To this end, the Supreme Court has convened a Committee on Access to Justice, within which one of its working teams is the Domestic Violence Group, comprising representatives of provincial high courts, federal judges and court officers who took part in the drafting of the project to create the OVD.

One of the most important aims is to bring together all information gathered by the system, in order to have a nationwide register of cases of domestic abuse presented in the different judicial intake offices. What still remains to be done is to insist on training and raising awareness of the population and, especially all those working in the Judiciary.

This Office secures access to justice for those confronting domestic violence issues and who are currently unaware of the ways in which their cases can enter the judicial system. Professional assistance offered by the Office promptly provides victims with all available information about different courses of action depending on the particular difficult situation they are going through, as well as with immediate support. At the same time, it rationalizes resources because of the undoubtedly greater efficiency entailed when one department is common to various courts. It is a tool for civil and criminal courts to coordinate their work and have, at the very moment victims file their claim, all necessary information to make immediate decisions.

Q: How will the information collected by the OVD be evaluated?

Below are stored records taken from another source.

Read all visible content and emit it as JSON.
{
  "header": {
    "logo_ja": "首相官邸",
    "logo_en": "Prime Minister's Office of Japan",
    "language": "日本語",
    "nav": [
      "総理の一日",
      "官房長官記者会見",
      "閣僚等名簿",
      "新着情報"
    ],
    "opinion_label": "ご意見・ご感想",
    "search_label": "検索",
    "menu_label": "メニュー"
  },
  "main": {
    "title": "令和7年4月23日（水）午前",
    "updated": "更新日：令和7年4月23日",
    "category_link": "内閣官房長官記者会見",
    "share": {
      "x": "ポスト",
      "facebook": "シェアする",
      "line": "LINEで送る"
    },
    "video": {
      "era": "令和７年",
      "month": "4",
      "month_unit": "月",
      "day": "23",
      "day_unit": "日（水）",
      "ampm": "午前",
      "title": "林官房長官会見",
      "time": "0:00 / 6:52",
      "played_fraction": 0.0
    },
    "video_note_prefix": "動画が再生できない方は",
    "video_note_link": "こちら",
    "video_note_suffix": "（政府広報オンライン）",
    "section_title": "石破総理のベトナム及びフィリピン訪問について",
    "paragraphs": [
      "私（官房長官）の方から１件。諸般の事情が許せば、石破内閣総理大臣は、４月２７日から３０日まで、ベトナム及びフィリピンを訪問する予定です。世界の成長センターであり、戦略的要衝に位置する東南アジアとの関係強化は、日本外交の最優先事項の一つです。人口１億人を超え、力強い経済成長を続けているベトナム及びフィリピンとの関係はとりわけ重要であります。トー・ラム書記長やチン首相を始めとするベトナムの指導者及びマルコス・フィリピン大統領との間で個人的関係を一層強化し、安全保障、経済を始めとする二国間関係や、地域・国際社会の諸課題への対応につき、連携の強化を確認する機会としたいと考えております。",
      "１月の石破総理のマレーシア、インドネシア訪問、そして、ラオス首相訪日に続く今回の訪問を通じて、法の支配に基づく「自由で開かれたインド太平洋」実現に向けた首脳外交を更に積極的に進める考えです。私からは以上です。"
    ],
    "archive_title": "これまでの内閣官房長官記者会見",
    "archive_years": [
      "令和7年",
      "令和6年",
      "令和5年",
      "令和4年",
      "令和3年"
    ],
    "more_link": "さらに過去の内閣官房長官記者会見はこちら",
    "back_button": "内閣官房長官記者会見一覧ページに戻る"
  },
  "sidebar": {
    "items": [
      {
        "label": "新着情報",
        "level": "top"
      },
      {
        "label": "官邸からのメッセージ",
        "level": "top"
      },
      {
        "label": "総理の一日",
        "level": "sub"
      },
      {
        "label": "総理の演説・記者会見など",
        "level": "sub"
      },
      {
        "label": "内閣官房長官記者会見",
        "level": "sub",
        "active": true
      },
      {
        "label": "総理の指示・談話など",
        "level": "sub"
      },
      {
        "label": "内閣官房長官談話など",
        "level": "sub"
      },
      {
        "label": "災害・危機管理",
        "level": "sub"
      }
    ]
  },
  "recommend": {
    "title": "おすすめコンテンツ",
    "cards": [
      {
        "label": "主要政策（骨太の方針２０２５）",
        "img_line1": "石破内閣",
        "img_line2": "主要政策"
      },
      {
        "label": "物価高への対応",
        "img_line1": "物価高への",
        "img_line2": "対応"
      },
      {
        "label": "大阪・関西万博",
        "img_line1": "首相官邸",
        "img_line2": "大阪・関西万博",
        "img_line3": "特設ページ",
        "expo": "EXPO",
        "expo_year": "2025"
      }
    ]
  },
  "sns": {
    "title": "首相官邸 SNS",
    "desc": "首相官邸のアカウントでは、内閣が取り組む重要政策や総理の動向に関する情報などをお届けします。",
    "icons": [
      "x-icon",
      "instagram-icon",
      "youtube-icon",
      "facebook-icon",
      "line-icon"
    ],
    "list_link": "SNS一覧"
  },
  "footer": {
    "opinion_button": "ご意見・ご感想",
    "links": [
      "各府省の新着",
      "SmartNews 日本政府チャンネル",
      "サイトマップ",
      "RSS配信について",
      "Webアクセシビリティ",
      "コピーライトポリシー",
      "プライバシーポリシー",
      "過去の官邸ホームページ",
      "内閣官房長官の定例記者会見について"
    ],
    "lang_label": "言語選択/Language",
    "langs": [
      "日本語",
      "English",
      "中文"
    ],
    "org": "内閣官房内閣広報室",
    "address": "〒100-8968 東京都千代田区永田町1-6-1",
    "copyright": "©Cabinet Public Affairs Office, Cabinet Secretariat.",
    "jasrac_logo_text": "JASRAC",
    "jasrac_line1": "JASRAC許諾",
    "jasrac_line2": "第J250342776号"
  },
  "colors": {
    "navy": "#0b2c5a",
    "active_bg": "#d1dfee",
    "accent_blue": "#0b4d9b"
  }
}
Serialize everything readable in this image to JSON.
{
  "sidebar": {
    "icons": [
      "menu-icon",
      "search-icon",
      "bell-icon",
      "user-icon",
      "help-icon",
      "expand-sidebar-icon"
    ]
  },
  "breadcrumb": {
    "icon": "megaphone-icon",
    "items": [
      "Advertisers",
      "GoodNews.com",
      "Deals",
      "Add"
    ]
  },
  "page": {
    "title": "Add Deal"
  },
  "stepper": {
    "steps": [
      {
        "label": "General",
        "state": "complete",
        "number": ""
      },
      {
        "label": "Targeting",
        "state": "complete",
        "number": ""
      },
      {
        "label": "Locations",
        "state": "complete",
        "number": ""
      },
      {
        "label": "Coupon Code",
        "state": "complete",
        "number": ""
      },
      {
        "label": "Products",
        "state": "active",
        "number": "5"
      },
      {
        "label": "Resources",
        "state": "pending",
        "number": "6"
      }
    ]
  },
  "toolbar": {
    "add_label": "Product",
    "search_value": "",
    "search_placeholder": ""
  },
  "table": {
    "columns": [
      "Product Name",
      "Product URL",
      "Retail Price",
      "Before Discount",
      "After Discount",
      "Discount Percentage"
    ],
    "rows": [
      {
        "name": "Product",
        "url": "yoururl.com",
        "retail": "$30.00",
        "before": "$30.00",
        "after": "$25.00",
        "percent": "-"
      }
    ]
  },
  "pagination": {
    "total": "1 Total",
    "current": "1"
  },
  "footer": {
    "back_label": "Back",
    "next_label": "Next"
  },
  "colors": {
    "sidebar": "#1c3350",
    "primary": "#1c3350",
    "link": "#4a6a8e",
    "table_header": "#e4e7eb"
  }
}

A: The United Nations is very interested in the project, which in their view meets standards and means real, effective access to justice for any victim of domestic violence. That is why, though software was prepared by our specialists, it was revised and validated by the UN, as there is absolute interest in preparing instruments to collect statistical data that can be compared in diverse countries in the world.

After the case is referred, there is a monitoring process in order to keep a record of the proceedings, which helps in gathering the statistics necessary to later make an analysis of the performance of the Office, the judicial system, and those public and private sectors with which there has been established some sort of connection. Furthermore, the collection and analysis of data contributes to a deeper appreciation of the true magnitude of this phenomenon, which will help in subsequent drawing up of improved policies concerning domestic violence.

Q: Should the Supreme Court of Argentina be serving this function?


Justice Highton and Vice Dean and
Professor of Law Holden-Smith visit
at the Argentina Supreme Court.

This is an open and controversial question.

In Argentina, Supreme Court Justices believe the judiciary has a new and growing role in society. With problems and conflicts unknown in previous times, judges are called to solve those social problems that other branches of government have not resolved or have resolved inefficiently. Because of these changes, the role of judges has become especially important. And Access to Justice is not reduced to adjudicating cases which evolve along many years in the Courts, but also entails making available many alternatives and creating new solutions.

Q: Do you have any advice for advocates in the field of gender justice?

A: My advice for advocates in the field of gender justice would be to work hard to educate and create greater awareness, most of all in governments and governmental agencies (police officers, prosecutors, judges and court clerks), teachers and school personnel, as well as civil society.

Helping advance victims’ understanding of their rights and existing remedies is a must.

The media should not be neglected as it is a cultural tool and one of the most direct ways to reach the largest part of the population. Inadequate communication serves as a bad influence that leads to more injustice and discrimination. Changing the language with which we refer to gender based violence is most relevant to create proper public perception of the problems involved.